Real world data (RWD) from new African Institute of Everyone Genome (AiEG) biobank, aiming to collect 10M+ consenting patients’ data
Today, BC Platforms (BCP), a global leader in genomics research, analytics and global data access, announced a new collaboration with the African Institute of Everyone Genome (AiEG), a South African genomic company focusing on building the largest integrated clinical and genomics data biobank in the African continent. As part of the collaboration, BCP’s platform will enable RWD research involving 10M+ consenting patient genomes from all 54 African countries, to be collected by AiEG over a period of 10-15 years. The main goal of the research will be to enable drug development and clinical research for patients in sub-Saharan Africa.
To-date, global investment in African genome research has been lacking, with only 1% of total funding directed towards genomics research and clinical studies in Africa [1] In terms of human genomic analyses, only around 5000 to 10,000 whole African genomes have been studied, in contrast to up to 1 million genomes globally. This contrasts with the fact that 25% of the world’s population is expected to be based on the African continent by 2050. This significant growth sits alongside a current and ongoing increase in pharmaceutical expansion, with the estimated value of Africa’s pharmaceutical market growing to $20 billion in 2018. The importance of understanding the full genetic diversity of patients in sub-Saharan Africa is critical for drug development: novel target identification, validation and early insights into adverse events. It has been well described that the genetic diversity represented by patients from the African continent is the greatest in the world. [2]
As part of the Strategic Data Partnership with AiEG, BC Platforms is providing a cloud-based, scalable Discovery and Research Platform, made available to AiEG and commercial researchers via Microsoft Azure.
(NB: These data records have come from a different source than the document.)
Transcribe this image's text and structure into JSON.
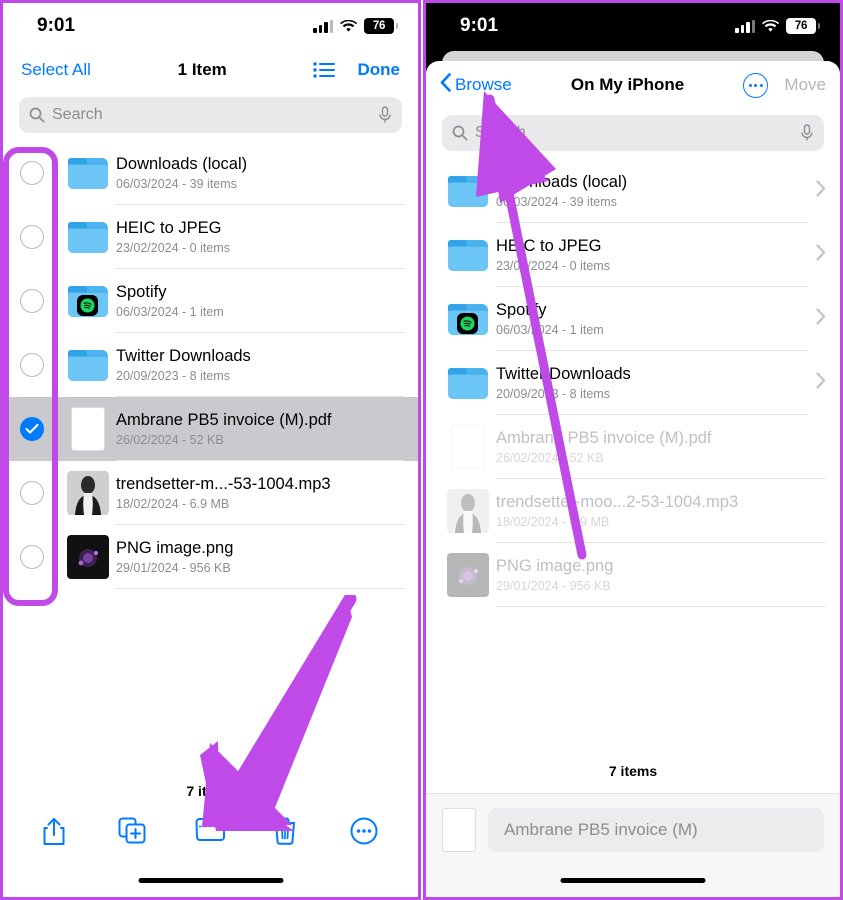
{
  "status_bar": {
    "time": "9:01",
    "battery": "76",
    "signal_icon": "cellular-signal-icon",
    "wifi_icon": "wifi-icon",
    "battery_icon": "battery-icon"
  },
  "left_phone": {
    "nav": {
      "select_all": "Select All",
      "title": "1 Item",
      "view_toggle_icon": "list-view-icon",
      "done": "Done"
    },
    "search": {
      "placeholder": "Search",
      "search_icon": "search-icon",
      "mic_icon": "microphone-icon"
    },
    "items": [
      {
        "name": "Downloads (local)",
        "meta": "06/03/2024 - 39 items",
        "kind": "folder",
        "checked": false
      },
      {
        "name": "HEIC to JPEG",
        "meta": "23/02/2024 - 0 items",
        "kind": "folder",
        "checked": false
      },
      {
        "name": "Spotify",
        "meta": "06/03/2024 - 1 item",
        "kind": "folder-spotify",
        "checked": false
      },
      {
        "name": "Twitter Downloads",
        "meta": "20/09/2023 - 8 items",
        "kind": "folder",
        "checked": false
      },
      {
        "name": "Ambrane PB5 invoice (M).pdf",
        "meta": "26/02/2024 - 52 KB",
        "kind": "pdf",
        "checked": true
      },
      {
        "name": "trendsetter-m...-53-1004.mp3",
        "meta": "18/02/2024 - 6.9 MB",
        "kind": "audio",
        "checked": false
      },
      {
        "name": "PNG image.png",
        "meta": "29/01/2024 - 956 KB",
        "kind": "image",
        "checked": false
      }
    ],
    "count": "7 items",
    "toolbar": [
      {
        "label": "share-icon"
      },
      {
        "label": "duplicate-icon"
      },
      {
        "label": "move-to-folder-icon"
      },
      {
        "label": "delete-icon"
      },
      {
        "label": "more-icon"
      }
    ]
  },
  "right_phone": {
    "nav": {
      "back": "Browse",
      "back_icon": "chevron-left-icon",
      "title": "On My iPhone",
      "more_icon": "more-icon",
      "move": "Move"
    },
    "search": {
      "placeholder": "Search",
      "search_icon": "search-icon",
      "mic_icon": "microphone-icon"
    },
    "items": [
      {
        "name": "Downloads (local)",
        "meta": "06/03/2024 - 39 items",
        "kind": "folder",
        "dim": false
      },
      {
        "name": "HEIC to JPEG",
        "meta": "23/02/2024 - 0 items",
        "kind": "folder",
        "dim": false
      },
      {
        "name": "Spotify",
        "meta": "06/03/2024 - 1 item",
        "kind": "folder-spotify",
        "dim": false
      },
      {
        "name": "Twitter Downloads",
        "meta": "20/09/2023 - 8 items",
        "kind": "folder",
        "dim": false
      },
      {
        "name": "Ambrane PB5 invoice (M).pdf",
        "meta": "26/02/2024 - 52 KB",
        "kind": "pdf",
        "dim": true
      },
      {
        "name": "trendsetter-moo...2-53-1004.mp3",
        "meta": "18/02/2024 - 6.9 MB",
        "kind": "audio",
        "dim": true
      },
      {
        "name": "PNG image.png",
        "meta": "29/01/2024 - 956 KB",
        "kind": "image",
        "dim": true
      }
    ],
    "count": "7 items",
    "filename_field": "Ambrane PB5 invoice (M)"
  },
  "annotations": {
    "accent_color": "#c04ae8",
    "checkbox_column_highlight": "rounded-rectangle",
    "arrow_left": "points to move-to-folder-icon",
    "arrow_right": "points to Browse back button"
  }
}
AiEG has built a large footprint of public and private healthcare entities and experienced research clinicians who consent patients for sharing clinical and genomic data for research. The first pilot cohort of patients are anticipated to be engaged in October 2021. BCP’s role will enable research collaborations with drug developers, data management and preparation of analysis-ready datasets and leading with global best practices in patient data privacy and security.
Tero Silvola, CEO, BCP, said: “Supporting regional genomics initiatives and RWE research is an important part of our vision to build the world’s leading analytics platform enabling rapid drug development. We understand the importance and significant opportunity involved in ensuring that African data is represented in Life Sciences research in the near to long term. As BCP’s technology and approach is focused on best-in-practice governance with respect to biological samples and longitudinal medical record data, we can help ensure the highest quality standards to support research that will have significant positive impact on the African population.”
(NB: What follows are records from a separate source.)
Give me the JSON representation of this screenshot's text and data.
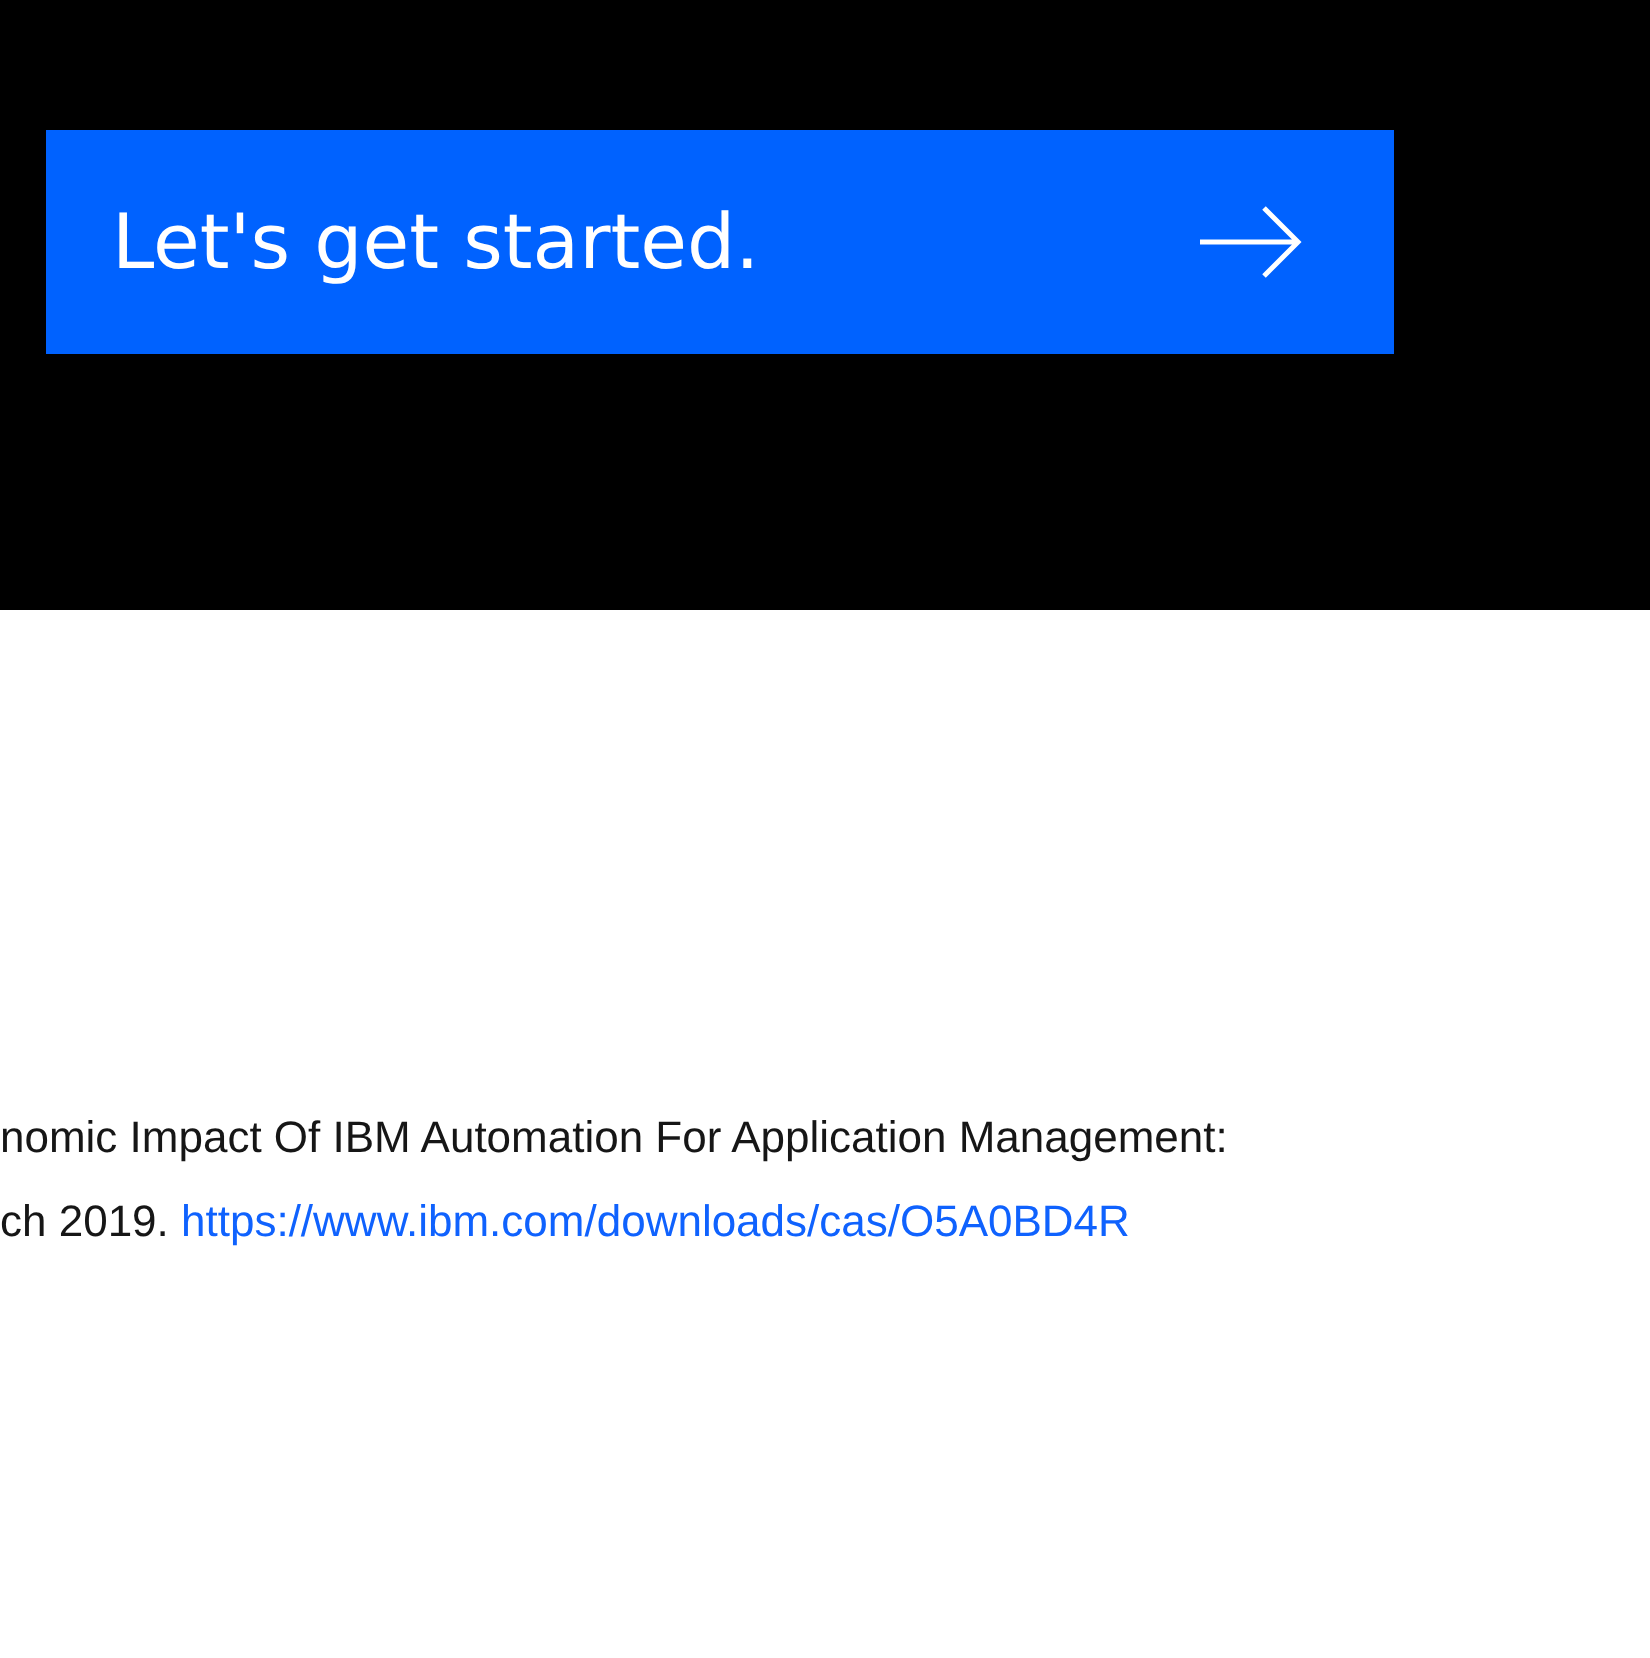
{
  "cta_banner": {
    "button": {
      "label": "Let's get started."
    }
  },
  "footnote": {
    "lines": [
      {
        "text": "nomic Impact Of IBM Automation For Application Management:"
      },
      {
        "text": "ch 2019. ",
        "link": "https://www.ibm.com/downloads/cas/O5A0BD4R"
      }
    ]
  }
}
Joe Mojapelo, CEO, AiEG, said: “Our goal is for African DNA to be studied on its own and be part of clinical trials for new and novel therapies treating a truly global population. Through the RWE that will be produced by future studies in collaboration with BCP, leveraging their integrated cloud-based platform alongside our region-leading database, we are keen to contribute to a new world of research equity. This means promoting access to African genomic data, and one day eradicating unnecessary side effects for the people of South Africa, the African continent and eventually the global African diaspora.”
References
- Pennisi, E. Africans begin to take the reins of research into their own genomes. Science, 4 February 2021.
- Ning Yu, Feng-Chi Chen. Larger Genetic Differences Within Africans Than Between Africans and Eurasians. GENETICS, May 1, 200.2.